Art history’s form and methods were largely established in response to 18th and 19th century needs and interests. Many of these driving forces remain of course; there is still a thriving art market hungry for authenticity and other narratives that create value. As in centuries past, art’s history is still prized as an extraordinarily rich cultural strand and perhaps most importantly, our discipline has created a language and experience of seeing that is deeply enriching. However, our success has also lead to our failure. The nineteenth century empiricism that structured the discipline removes the experience—the emotion of the tourist and art history student (not to mention the pious then and now) and the sensual environment of many of these objects. As we all know, the discipline is no longer the sanctuary of an elite minority. Twenty-first century art history is taught to secondary and college students as a matter of course. It is no longer unusual for community college students to be asked to differentiate the work of Ambrogio and Pietro Lorenzetti, ambitious high school students regularly enroll in advance placement art history classes, and the Metropolitan Museum of Art is the most-visited tourist attraction in New York. All of this suggests to us that perhaps it is time to re-examine the assumptions and conceits built into the art history survey and its methods of instruction. We know that thousands throng to visit works of art in situ the way the pious once made pilgrimage—so why not acknowledge this reality more openly in our survey classes and texts?

The ideological battles of the 1970s and 80s opened our discipline to numerous theoretical models and far broader historical contexts but our experience tells us that we have not gone far enough—especially in the classroom. We teach taxonomies infused with study of the period in which the artist created and rarely (if the circumstances are dramatic enough) we may discuss the later life of the object. For example, when the painting by Caravaggio, The Conversion of Paul is taught, its formal elements, available biographical information about the artist, patronage, and the broader context of Counter-Reformation Rome are all treated. In essence, we teach what we can of the meanings we believe this painting had at the start of the seventeenth century when it was produced. But what we don’t do is explicitly acknowledge to our students that the painting continues to accrue meaning and in fact exists in our present not simply as a canonical support of our construction of the Early Italian Baroque but as a real object, deeply embedded in the fabric of a living city and tourist industry now.

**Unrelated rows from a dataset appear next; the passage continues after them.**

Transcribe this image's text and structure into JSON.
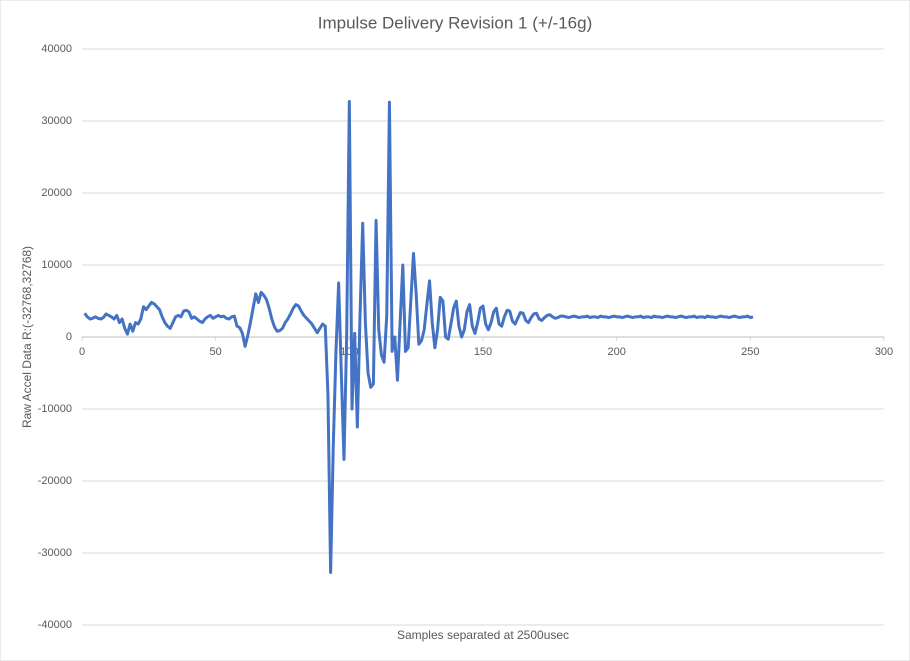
{
  "chart_data": {
    "type": "line",
    "title": "Impulse Delivery Revision 1 (+/-16g)",
    "x_label": "Samples separated at 2500usec",
    "y_label": "Raw Accel Data R:(-32768,32768)",
    "xlim": [
      0,
      300
    ],
    "xticks": [
      0,
      50,
      100,
      150,
      200,
      250,
      300
    ],
    "ylim": [
      -40000,
      40000
    ],
    "yticks": [
      -40000,
      -30000,
      -20000,
      -10000,
      0,
      10000,
      20000,
      30000,
      40000
    ],
    "grid": true,
    "x": [
      1,
      2,
      3,
      4,
      5,
      6,
      7,
      8,
      9,
      10,
      11,
      12,
      13,
      14,
      15,
      16,
      17,
      18,
      19,
      20,
      21,
      22,
      23,
      24,
      25,
      26,
      27,
      28,
      29,
      30,
      31,
      32,
      33,
      34,
      35,
      36,
      37,
      38,
      39,
      40,
      41,
      42,
      43,
      44,
      45,
      46,
      47,
      48,
      49,
      50,
      51,
      52,
      53,
      54,
      55,
      56,
      57,
      58,
      59,
      60,
      61,
      62,
      63,
      64,
      65,
      66,
      67,
      68,
      69,
      70,
      71,
      72,
      73,
      74,
      75,
      76,
      77,
      78,
      79,
      80,
      81,
      82,
      83,
      84,
      85,
      86,
      87,
      88,
      89,
      90,
      91,
      92,
      93,
      94,
      95,
      96,
      97,
      98,
      99,
      100,
      101,
      102,
      103,
      104,
      105,
      106,
      107,
      108,
      109,
      110,
      111,
      112,
      113,
      114,
      115,
      116,
      117,
      118,
      119,
      120,
      121,
      122,
      123,
      124,
      125,
      126,
      127,
      128,
      129,
      130,
      131,
      132,
      133,
      134,
      135,
      136,
      137,
      138,
      139,
      140,
      141,
      142,
      143,
      144,
      145,
      146,
      147,
      148,
      149,
      150,
      151,
      152,
      153,
      154,
      155,
      156,
      157,
      158,
      159,
      160,
      161,
      162,
      163,
      164,
      165,
      166,
      167,
      168,
      169,
      170,
      171,
      172,
      173,
      174,
      175,
      176,
      177,
      178,
      179,
      180,
      181,
      182,
      183,
      184,
      185,
      186,
      187,
      188,
      189,
      190,
      191,
      192,
      193,
      194,
      195,
      196,
      197,
      198,
      199,
      200,
      201,
      202,
      203,
      204,
      205,
      206,
      207,
      208,
      209,
      210,
      211,
      212,
      213,
      214,
      215,
      216,
      217,
      218,
      219,
      220,
      221,
      222,
      223,
      224,
      225,
      226,
      227,
      228,
      229,
      230,
      231,
      232,
      233,
      234,
      235,
      236,
      237,
      238,
      239,
      240,
      241,
      242,
      243,
      244,
      245,
      246,
      247,
      248,
      249,
      250,
      251
    ],
    "series": [
      {
        "color": "#4472c4",
        "values": [
          3300,
          2800,
          2500,
          2600,
          2800,
          2600,
          2500,
          2700,
          3200,
          3000,
          2800,
          2500,
          3000,
          2000,
          2500,
          1200,
          400,
          1800,
          800,
          2000,
          1800,
          2500,
          4200,
          3800,
          4300,
          4800,
          4600,
          4200,
          3800,
          2800,
          2000,
          1500,
          1200,
          2000,
          2800,
          3000,
          2800,
          3600,
          3700,
          3500,
          2600,
          2800,
          2500,
          2200,
          2000,
          2500,
          2800,
          3000,
          2600,
          2800,
          3000,
          2800,
          2900,
          2600,
          2500,
          2800,
          2900,
          1500,
          1300,
          500,
          -1300,
          200,
          2000,
          4000,
          6000,
          4800,
          6200,
          5800,
          5200,
          4000,
          2500,
          1400,
          800,
          900,
          1200,
          2000,
          2500,
          3200,
          4000,
          4500,
          4300,
          3600,
          3000,
          2600,
          2200,
          1800,
          1200,
          600,
          1200,
          1800,
          1500,
          -8000,
          -32700,
          -15000,
          -2000,
          7500,
          -5000,
          -17000,
          0,
          32700,
          -10000,
          500,
          -12500,
          3000,
          15800,
          2000,
          -5000,
          -7000,
          -6500,
          16200,
          1000,
          -2500,
          -3500,
          3000,
          32600,
          -2000,
          0,
          -6000,
          2000,
          10000,
          -2000,
          -1500,
          5000,
          11600,
          6000,
          -1000,
          -500,
          1000,
          4500,
          7800,
          2000,
          -1500,
          1000,
          5500,
          5000,
          0,
          -300,
          1800,
          4000,
          5000,
          1500,
          0,
          1000,
          3500,
          4500,
          1500,
          500,
          2000,
          4000,
          4300,
          1800,
          1000,
          2000,
          3500,
          4000,
          1800,
          1500,
          2800,
          3700,
          3600,
          2200,
          1800,
          2600,
          3400,
          3300,
          2300,
          2000,
          2700,
          3200,
          3300,
          2500,
          2300,
          2700,
          3000,
          3100,
          2800,
          2600,
          2700,
          2900,
          2900,
          2800,
          2700,
          2800,
          2900,
          2800,
          2700,
          2800,
          2800,
          2900,
          2700,
          2800,
          2800,
          2700,
          2900,
          2800,
          2800,
          2700,
          2800,
          2900,
          2800,
          2800,
          2700,
          2800,
          2900,
          2800,
          2700,
          2800,
          2800,
          2900,
          2700,
          2800,
          2800,
          2700,
          2900,
          2800,
          2800,
          2700,
          2800,
          2900,
          2800,
          2800,
          2700,
          2800,
          2900,
          2800,
          2700,
          2800,
          2800,
          2900,
          2700,
          2800,
          2800,
          2700,
          2900,
          2800,
          2800,
          2700,
          2800,
          2900,
          2800,
          2800,
          2700,
          2800,
          2900,
          2800,
          2700,
          2800,
          2800,
          2900,
          2700,
          2800
        ]
      }
    ]
  }
}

Can we develop a survey that treats art in its historical context while also situating it in our contemporary experience? What would that look like for the Caravaggio? In addition to primary source materials and art historical analysis, perhaps we should make room for urban historians and environmental psychologists, for those who regularly worship in Santa Maria del Popolo, and the tourists who visit. We might include curated Flickr photos, YouTube videos, and details from Google Earth. Understanding the ways a painting is understood now, wouldn’t diminish Caravaggio’s achievement, but might provide a means for students and visitors to engage the art more deeply and personally. We understand the enormous importance of seeing works of art first-hand, but some of our students may never have that opportunity, can we give them some sense of the reality of the current life of the work we ask them to study?